Key statistics for low- and middle-income economies in 2021

• US$50.67 billion of financing was for low-income and middle-income economies.

• US$33.06 billion, or 65%, was for climate change mitigation finance

• US$17.61 billion, or 35%, was for climate change adaptation finance.

• US$41.12 billion of MDB climate finance was channeled to public recipients and US$10.46 billion for private recipients

• Climate finance investments in low- and middle-income economies were supported by a total of US$43.6 billion in climate co-finance, with 66% in mitigation activities and 34% in adaptation activities, and

• 70% of climate co-finance in low- and middle-income economies came from public sources and 30% from private sources.

It is worth noting that the vast majority (71%) of climate finance issued to low- and middle-income economies was in the form of investment loans, which is a debt instrument. In accordance with the pattern of debt-based financing, mitigation finance for low- and middle-income economies was also dominated by investment loan financing at 76%.

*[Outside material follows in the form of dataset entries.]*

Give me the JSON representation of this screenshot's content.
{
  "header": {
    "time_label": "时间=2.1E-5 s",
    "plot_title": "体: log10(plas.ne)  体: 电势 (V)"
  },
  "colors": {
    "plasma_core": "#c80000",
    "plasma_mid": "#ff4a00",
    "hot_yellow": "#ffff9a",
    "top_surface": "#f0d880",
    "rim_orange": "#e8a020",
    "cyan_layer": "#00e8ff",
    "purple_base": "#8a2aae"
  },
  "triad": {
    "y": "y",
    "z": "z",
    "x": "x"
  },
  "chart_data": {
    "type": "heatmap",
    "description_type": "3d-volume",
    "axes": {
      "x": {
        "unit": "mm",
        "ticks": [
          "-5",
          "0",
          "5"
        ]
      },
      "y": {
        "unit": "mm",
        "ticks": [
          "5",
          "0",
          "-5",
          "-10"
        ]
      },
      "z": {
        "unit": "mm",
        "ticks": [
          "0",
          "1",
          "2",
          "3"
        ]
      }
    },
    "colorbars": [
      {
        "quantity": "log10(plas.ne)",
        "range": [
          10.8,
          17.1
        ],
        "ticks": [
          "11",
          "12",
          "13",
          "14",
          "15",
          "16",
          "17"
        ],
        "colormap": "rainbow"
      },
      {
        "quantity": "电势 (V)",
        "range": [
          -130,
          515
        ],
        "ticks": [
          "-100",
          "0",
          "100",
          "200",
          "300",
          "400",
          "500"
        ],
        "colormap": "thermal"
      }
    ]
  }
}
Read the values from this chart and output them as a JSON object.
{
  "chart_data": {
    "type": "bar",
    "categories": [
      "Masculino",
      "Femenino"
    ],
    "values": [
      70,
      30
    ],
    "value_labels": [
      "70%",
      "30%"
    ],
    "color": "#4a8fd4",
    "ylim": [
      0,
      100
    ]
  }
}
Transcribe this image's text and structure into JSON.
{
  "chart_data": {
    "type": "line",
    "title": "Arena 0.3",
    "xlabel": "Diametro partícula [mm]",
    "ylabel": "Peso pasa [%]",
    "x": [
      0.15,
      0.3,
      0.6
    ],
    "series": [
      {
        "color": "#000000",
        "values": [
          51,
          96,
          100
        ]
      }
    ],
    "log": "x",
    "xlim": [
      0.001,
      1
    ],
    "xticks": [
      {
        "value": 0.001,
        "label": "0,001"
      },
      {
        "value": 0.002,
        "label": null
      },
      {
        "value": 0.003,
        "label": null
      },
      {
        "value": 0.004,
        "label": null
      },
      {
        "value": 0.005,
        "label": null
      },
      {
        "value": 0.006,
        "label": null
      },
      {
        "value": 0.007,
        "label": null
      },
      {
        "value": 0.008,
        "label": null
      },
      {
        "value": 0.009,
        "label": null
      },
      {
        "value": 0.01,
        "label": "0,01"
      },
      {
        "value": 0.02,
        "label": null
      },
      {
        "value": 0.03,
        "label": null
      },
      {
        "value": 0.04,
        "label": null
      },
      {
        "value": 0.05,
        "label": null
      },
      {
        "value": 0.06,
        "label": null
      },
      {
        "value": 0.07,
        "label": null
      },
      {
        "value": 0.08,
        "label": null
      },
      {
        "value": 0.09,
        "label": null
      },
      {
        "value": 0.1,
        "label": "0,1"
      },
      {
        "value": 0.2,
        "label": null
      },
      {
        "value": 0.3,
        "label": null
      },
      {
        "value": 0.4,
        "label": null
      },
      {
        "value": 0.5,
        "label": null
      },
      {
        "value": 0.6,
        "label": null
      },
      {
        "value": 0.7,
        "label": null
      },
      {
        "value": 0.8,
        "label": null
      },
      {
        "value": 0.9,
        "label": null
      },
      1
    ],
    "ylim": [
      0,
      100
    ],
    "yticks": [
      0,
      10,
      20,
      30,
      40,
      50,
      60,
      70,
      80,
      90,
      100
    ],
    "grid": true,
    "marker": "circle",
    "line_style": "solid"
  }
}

While the figures on investment loan financing for low- and middle-income economies seem considerable, the data for high-income economies show an even larger prominence of investment loan financing. At least 90% of climate financing, adaptation financing and mitigation financing for high-income economies were financed with investment loans with adaptation financing seeing the highest proportion of investment loan financing at 94%.

Another notable trend in the figures is the consistently higher amounts of climate finance channeled toward high-income economies. The IsDB and the African Development Bank were the only MDBs which have channeled climate financing to low- and middle-income economies exclusively in 2021.

The total financing by MDBs in 2021 has surpassed the joint climate finance goals set for 2025 of an expected collective total of US$50 billion for low- and middle-income economies, at least US$65 billion of climate finance distributed globally, a projected doubling of adaptation finance to US$18 billion and private mobilization of US$40 billion.

The MDBs set the High Level MDB Statement on climate finance goals for 2025 in 2019 at the UN Secretary-General’s Climate Action Summit in New York.